The idea of abstraction is one of the more complicated topics introduced that borrows from computer science. In short, abstraction involves removing complex elements from the executable parts of the code to focus the users on the chunks that require greater attention. For instance, think about the `lm` function in R to conduct linear models, which itself is a type of abstraction. When we use the `lm` function we are not concerned with the code that calculates the sum of squares, estimates of the regression coefficients, or converts F-statistics into p-values. We are generally only concerned with the predictors, response variable, and sometimes a few additional parameters. The `lm` function is an abstraction of a much larger code base that allows us, the users, to focus more on the sections of the script that need greater attention. Similarly, we can apply abstraction to our code by wrapping sections of code into functions to increase focus. In the paper, the authors detail an example of simplifying an R script by wrapping chunks into functions to reduce the number of lines that are actionable by the user (see example below).

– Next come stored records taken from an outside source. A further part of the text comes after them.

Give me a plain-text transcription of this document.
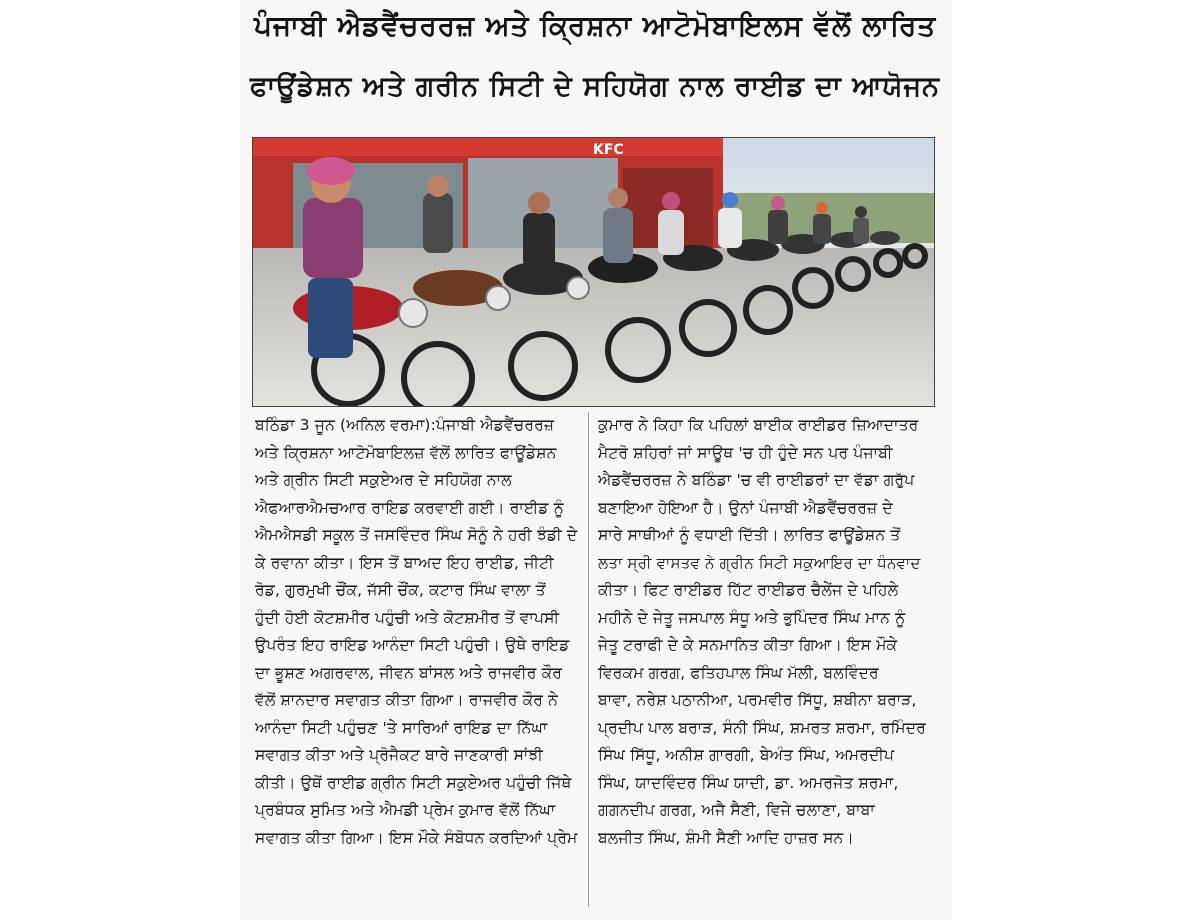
ਪੰਜਾਬੀ ਐਡਵੈਂਚਰਰਜ਼ ਅਤੇ ਕ੍ਰਿਸ਼ਨਾ ਆਟੋਮੋਬਾਇਲਸ ਵੱਲੋਂ ਲਾਰਿਤ
ਫਾਊਂਡੇਸ਼ਨ ਅਤੇ ਗਰੀਨ ਸਿਟੀ ਦੇ ਸਹਿਯੋਗ ਨਾਲ ਰਾਈਡ ਦਾ ਆਯੋਜਨ
KFC
ਬਠਿੰਡਾ 3 ਜੂਨ (ਅਨਿਲ ਵਰਮਾ):ਪੰਜਾਬੀ ਐਡਵੈਂਚਰਰਜ਼
ਅਤੇ ਕ੍ਰਿਸ਼ਨਾ ਆਟੋਮੋਬਾਇਲਜ਼ ਵੱਲੋਂ ਲਾਰਿਤ ਫਾਊਂਡੇਸ਼ਨ
ਅਤੇ ਗ੍ਰੀਨ ਸਿਟੀ ਸਕੁਏਅਰ ਦੇ ਸਹਿਯੋਗ ਨਾਲ
ਐਫਆਰਐਮਚਆਰ ਰਾਇਡ ਕਰਵਾਈ ਗਈ। ਰਾਈਡ ਨੂੰ
ਐਮਐਸਡੀ ਸਕੂਲ ਤੋਂ ਜਸਵਿੰਦਰ ਸਿੰਘ ਸੋਨੂੰ ਨੇ ਹਰੀ ਝੰਡੀ ਦੇ
ਕੇ ਰਵਾਨਾ ਕੀਤਾ। ਇਸ ਤੋਂ ਬਾਅਦ ਇਹ ਰਾਈਡ, ਜੀਟੀ
ਰੋਡ, ਗੁਰਮੁਖੀ ਚੌਂਕ, ਜੱਸੀ ਚੌਂਕ, ਕਟਾਰ ਸਿੰਘ ਵਾਲਾ ਤੋਂ
ਹੁੰਦੀ ਹੋਈ ਕੋਟਸ਼ਮੀਰ ਪਹੁੰਚੀ ਅਤੇ ਕੋਟਸ਼ਮੀਰ ਤੋਂ ਵਾਪਸੀ
ਉਪਰੰਤ ਇਹ ਰਾਇਡ ਆਨੰਦਾ ਸਿਟੀ ਪਹੁੰਚੀ। ਉਥੇ ਰਾਇਡ
ਦਾ ਭੂਸ਼ਣ ਅਗਰਵਾਲ, ਜੀਵਨ ਬਾਂਸਲ ਅਤੇ ਰਾਜਵੀਰ ਕੌਰ
ਵੱਲੋਂ ਸ਼ਾਨਦਾਰ ਸਵਾਗਤ ਕੀਤਾ ਗਿਆ। ਰਾਜਵੀਰ ਕੌਰ ਨੇ
ਆਨੰਦਾ ਸਿਟੀ ਪਹੁੰਚਣ 'ਤੇ ਸਾਰਿਆਂ ਰਾਇਡ ਦਾ ਨਿੱਘਾ
ਸਵਾਗਤ ਕੀਤਾ ਅਤੇ ਪ੍ਰੋਜੈਕਟ ਬਾਰੇ ਜਾਣਕਾਰੀ ਸਾਂਝੀ
ਕੀਤੀ। ਉਥੋਂ ਰਾਈਡ ਗ੍ਰੀਨ ਸਿਟੀ ਸਕੁਏਅਰ ਪਹੁੰਚੀ ਜਿੱਥੇ
ਪ੍ਰਬੰਧਕ ਸੁਮਿਤ ਅਤੇ ਐਮਡੀ ਪ੍ਰੇਮ ਕੁਮਾਰ ਵੱਲੋਂ ਨਿੱਘਾ
ਸਵਾਗਤ ਕੀਤਾ ਗਿਆ। ਇਸ ਮੌਕੇ ਸੰਬੋਧਨ ਕਰਦਿਆਂ ਪ੍ਰੇਮ
ਕੁਮਾਰ ਨੇ ਕਿਹਾ ਕਿ ਪਹਿਲਾਂ ਬਾਈਕ ਰਾਈਡਰ ਜ਼ਿਆਦਾਤਰ
ਮੈਟਰੋ ਸ਼ਹਿਰਾਂ ਜਾਂ ਸਾਊਥ 'ਚ ਹੀ ਹੁੰਦੇ ਸਨ ਪਰ ਪੰਜਾਬੀ
ਐਡਵੈਂਚਰਰਜ਼ ਨੇ ਬਠਿੰਡਾ 'ਚ ਵੀ ਰਾਈਡਰਾਂ ਦਾ ਵੱਡਾ ਗਰੁੱਪ
ਬਣਾਇਆ ਹੋਇਆ ਹੈ। ਉਨਾਂ ਪੰਜਾਬੀ ਐਡਵੈਂਚਰਰਜ਼ ਦੇ
ਸਾਰੇ ਸਾਥੀਆਂ ਨੂੰ ਵਧਾਈ ਦਿੱਤੀ। ਲਾਰਿਤ ਫਾਊਂਡੇਸ਼ਨ ਤੋਂ
ਲਤਾ ਸ੍ਰੀ ਵਾਸਤਵ ਨੇ ਗ੍ਰੀਨ ਸਿਟੀ ਸਕੁਆਇਰ ਦਾ ਧੰਨਵਾਦ
ਕੀਤਾ। ਫਿਟ ਰਾਈਡਰ ਹਿੱਟ ਰਾਈਡਰ ਚੈਲੇਂਜ ਦੇ ਪਹਿਲੇ
ਮਹੀਨੇ ਦੇ ਜੇਤੂ ਜਸਪਾਲ ਸੰਧੂ ਅਤੇ ਭੁਪਿੰਦਰ ਸਿੰਘ ਮਾਨ ਨੂੰ
ਜੇਤੂ ਟਰਾਫੀ ਦੇ ਕੇ ਸਨਮਾਨਿਤ ਕੀਤਾ ਗਿਆ। ਇਸ ਮੌਕੇ
ਵਿਰਕਮ ਗਰਗ, ਫਤਿਹਪਾਲ ਸਿੰਘ ਮੱਲੀ, ਬਲਵਿੰਦਰ
ਬਾਵਾ, ਨਰੇਸ਼ ਪਠਾਨੀਆ, ਪਰਮਵੀਰ ਸਿੱਧੂ, ਸ਼ਬੀਨਾ ਬਰਾੜ,
ਪ੍ਰਦੀਪ ਪਾਲ ਬਰਾੜ, ਸੰਨੀ ਸਿੰਘ, ਸ਼ਮਰਤ ਸ਼ਰਮਾ, ਰਮਿੰਦਰ
ਸਿੰਘ ਸਿੱਧੂ, ਅਨੀਸ਼ ਗਾਰਗੀ, ਬੇਅੰਤ ਸਿੰਘ, ਅਮਰਦੀਪ
ਸਿੰਘ, ਯਾਦਵਿੰਦਰ ਸਿੰਘ ਯਾਦੀ, ਡਾ. ਅਮਰਜੋਤ ਸ਼ਰਮਾ,
ਗਗਨਦੀਪ ਗਰਗ, ਅਜੈ ਸੈਣੀ, ਵਿਜੇ ਚਲਾਣਾ, ਬਾਬਾ
ਬਲਜੀਤ ਸਿੰਘ, ਸ਼ੰਮੀ ਸੈਣੀ ਆਦਿ ਹਾਜ਼ਰ ਸਨ।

An example of using abstraction to simplify the actionable code presented to the user.

Using tools to help when writing clean code

Writing clean code can be hard, but it does not have to be. There are many tools available that can support writing clean code. Many IDEs have extensions or built-in functionality that accomplish many of the best practices identified in the manuscript, such as automatic formatting (i.e., linters). There are also style guides providing by tech companies and language specific developers. The British Ecological Society produced a coding style guide in 2017. A call for clean code to effectively communicate science not only provides a series of recommendations, but also the suite of tools that could be used to help support us as scientists produce cleaner code. While we did not get into this field to become programmers, with coding becoming increasingly integrated into our daily work, we can certainly adopt some best practices to craft code that is legible and reproducible.